The Ox-Bow Incident (1943)
Obwohl der Western in der US-Filmindustrie als das uramerikanische Genre stets eine Sonderrolle einnahm, so hatte er doch seine Hoch- und Tiefphasen. Nach dem Beginn des Zweiten Weltkrieges herrschte in Hollywood eine Westernflaute – angesichts der Geschehnisse in Europa wollte das Publikum keine singenden Cowboys in sauberen Hemden sehen. In „The Ox-Bow Incident“, der am 8. Mai 1943 seine New Yorker Premiere feierte, schlägt Regisseur William A. Wellman jedoch einen ungewohnt harten und realistischen Ton an, wenn er die unrühmlichen Ereignisse um einen Lynchmob schildert. Das brachte dem Film zwar keinen Erfolg an den Kinokassen ein, wohl aber das bis heute anhaltende Lob der Kritik und seinen Ruf als wichtigster Western der 40er Jahre.

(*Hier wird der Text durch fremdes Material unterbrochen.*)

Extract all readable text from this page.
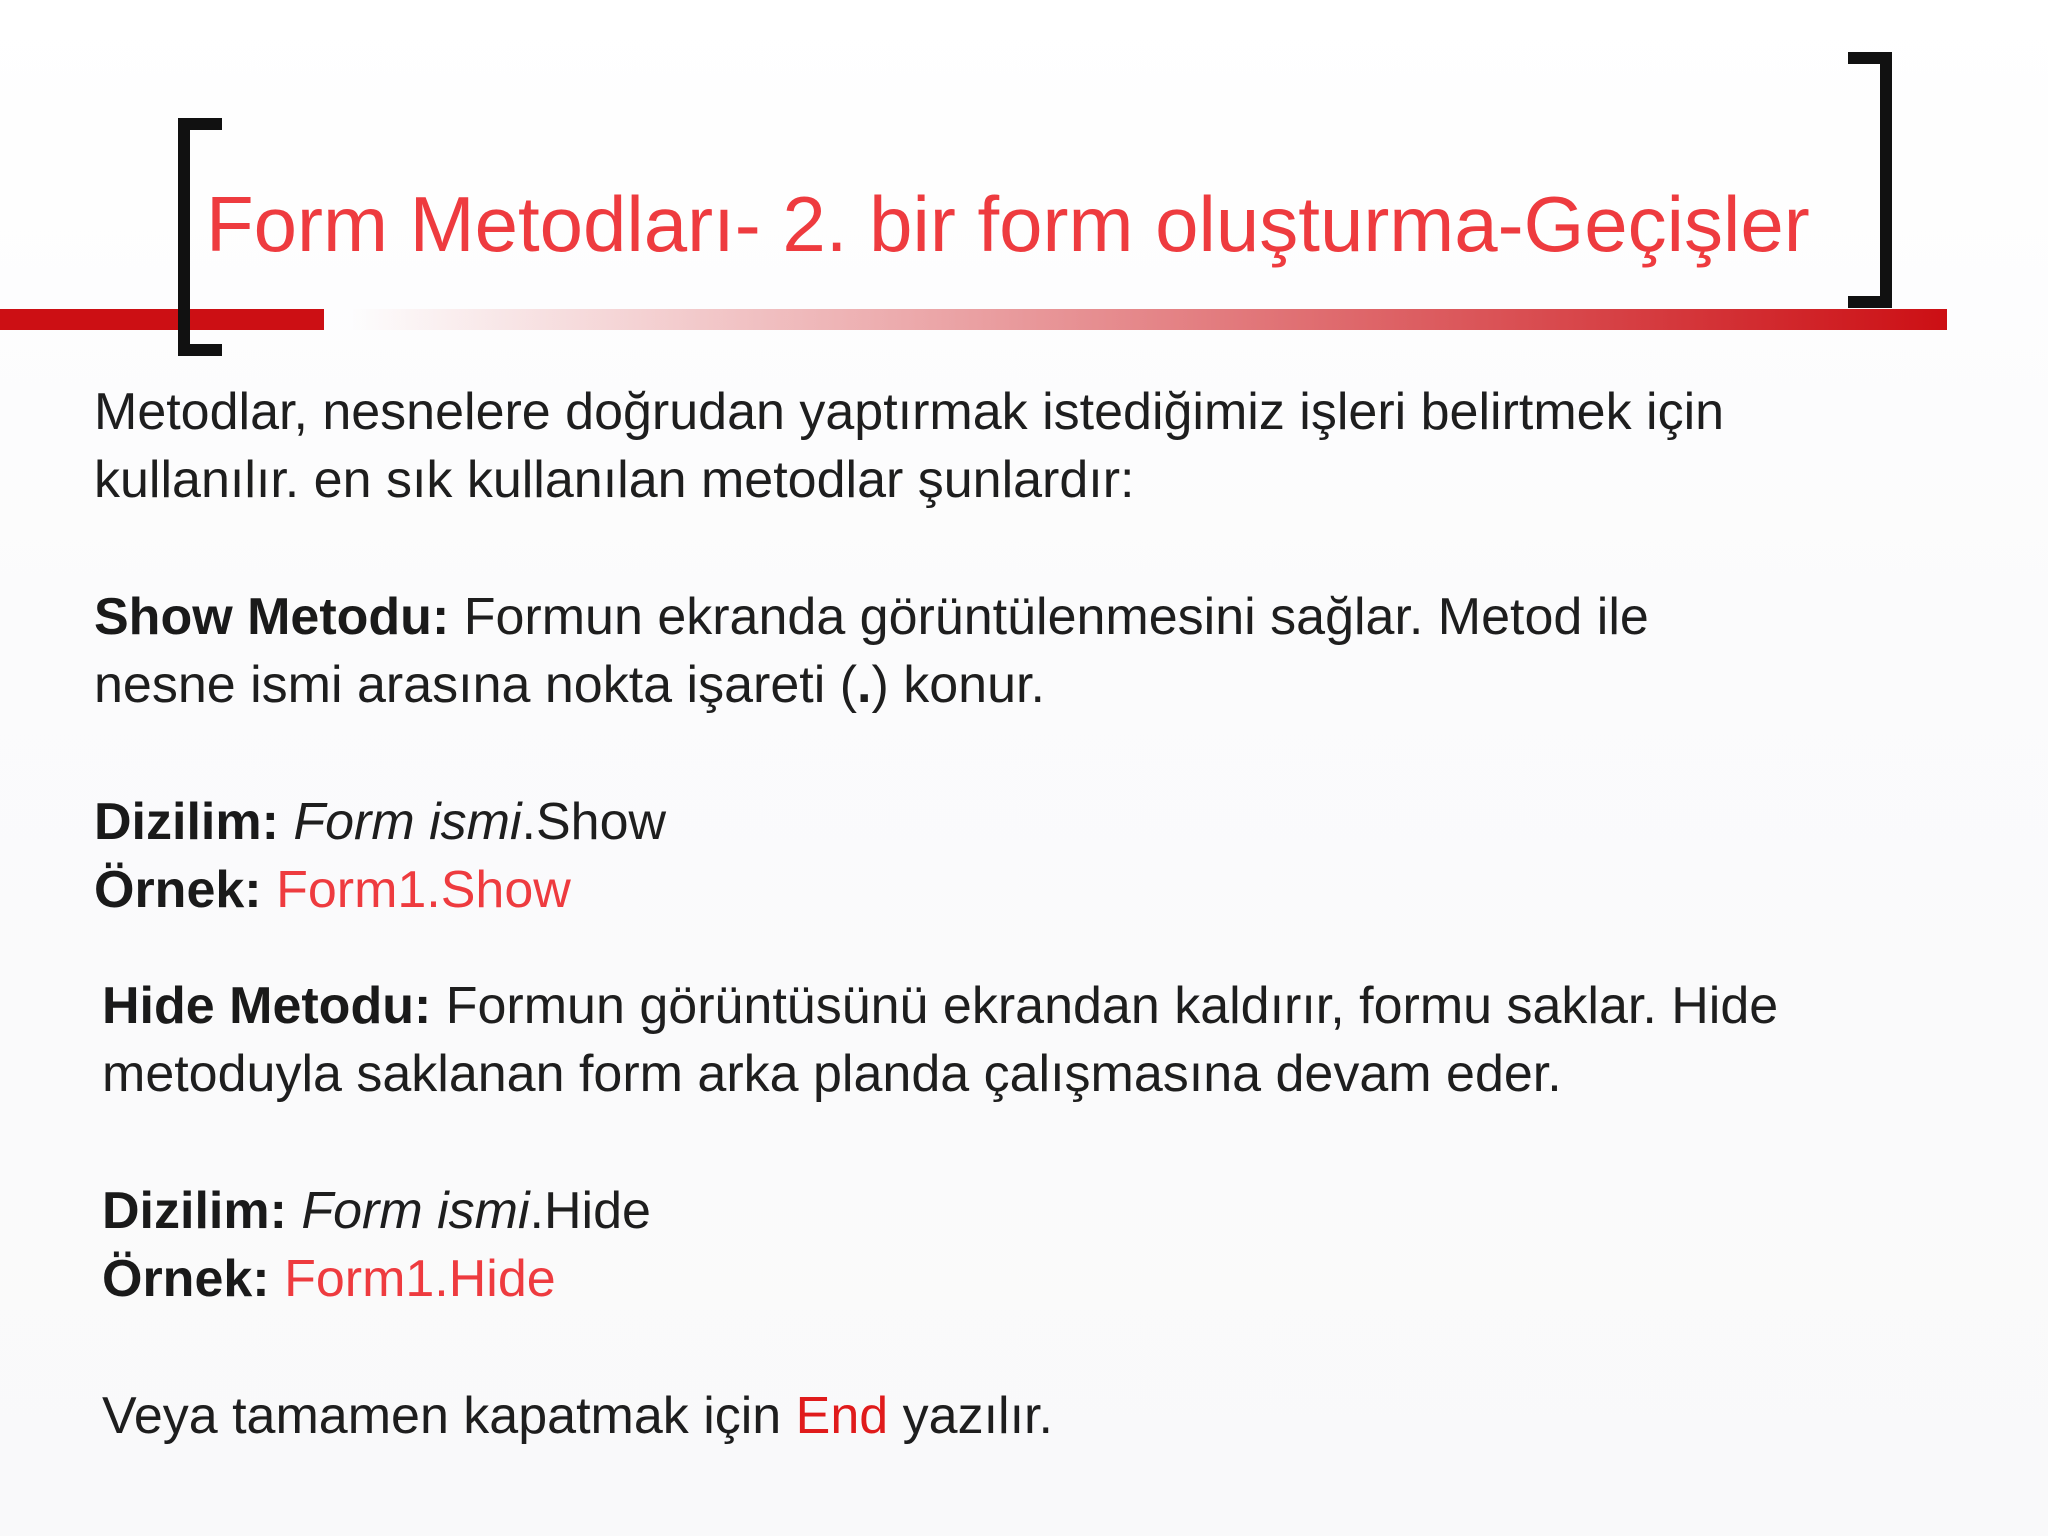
Form Metodları- 2. bir form oluşturma-Geçişler

Metodlar, nesnelere doğrudan yaptırmak istediğimiz işleri belirtmek için
kullanılır. en sık kullanılan metodlar şunlardır:

Show Metodu: Formun ekranda görüntülenmesini sağlar. Metod ile
nesne ismi arasına nokta işareti (.) konur.

Dizilim: Form ismi.Show
Örnek: Form1.Show

Hide Metodu: Formun görüntüsünü ekrandan kaldırır, formu saklar. Hide
metoduyla saklanan form arka planda çalışmasına devam eder.

Dizilim: Form ismi.Hide
Örnek: Form1.Hide

Veya tamamen kapatmak için End yazılır.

„The Ox-Bow Incident“ orientiert sich an der 1940 erschienenen Romanvorlage von Walter Van Tilburg Clark und verdichtet diese auf eine nur 75 Minuten lange Darstellung der Bildung eines illegitimen Lynchmobs, der eine Gruppe von (vermeintlichen) Viehdieben und Mördern aufspüren und hängen will. Der Großteil der Handlung spielt bei Nacht, was dem Film den berechtigten Ruf eines Noir-Western eingebracht hat: die Dunkelheit in der Wildnis bietet Raum für die voreiligen, ungerechtfertigten und letztlich fatalen Entscheidungen des Mobs, drei aufgegriffene Verdächtige (darunter Dana Andrews am Beginn seiner Karriere) ohne Beweise oder ein ordentliches Verfahren zu exekutieren. Moralischer Anker für den Zuschauer ist die Figur des Cowboys Gil, die von Henry Fonda als desillusionierter Beobachter gespielt wird. Dieser weiß zwar um das Unrecht, das hier begangen wird, kann aber auch nicht mehr tun, als sich mit wenigen anderen gegen das Vorgehen der Mehrheit auszusprechen – für mehr oder sogar Heldentaten ist in seiner Situation kein Platz. Und so bleibt es den lautstarken Scharfmachern vorbehalten, das Wort zu führen und das grausame Vorhaben des Lynchmobs durchzuführen. Unschwer lassen sich aus dieser Konstellation die gleichnishaften Bezüge zur Gegenwart, insbesondere zur politischen Situation in Europa ziehen: auch hier wurde die Stimme der Vernunft durch lautstarke Kriegstreiber übertönt, die das Recht in die eigenen Dienste gestellt und dadurch korrumpiert hatten. „The Ox-Bow Incident“ führt die Folgen solchen Handelns unerbittlich vor Augen (ohne daß Gewalt je direkt gezeigt wird) und stellt die unbequeme Frage nach der moralischen Verantwortung des Einzelnen, ohne dabei zu belehren – Wellman überläßt es den knappen, prägnanten Drehbuchdialogen und den rauhen, unrasierten Gesichtern seiner Darsteller, diese Botschaften eindrücklich zu vermitteln.
In Deutschland ist der „Ritt zum Ox-Bow“ in der verdienstvollen Reihe „Westernlegenden“ bei Koch Media als gut ausgestattete Blu-ray (Fassungseintrag) und DVD (Fassungseintrag) erschienen, noch tiefschürfender sind allerdings die Extras der britischen Blu-ray/DVD-Combo von Arrow (Fassungseintrag). Eine kurze Kritik ist auf derfilmnoir.de zu finden.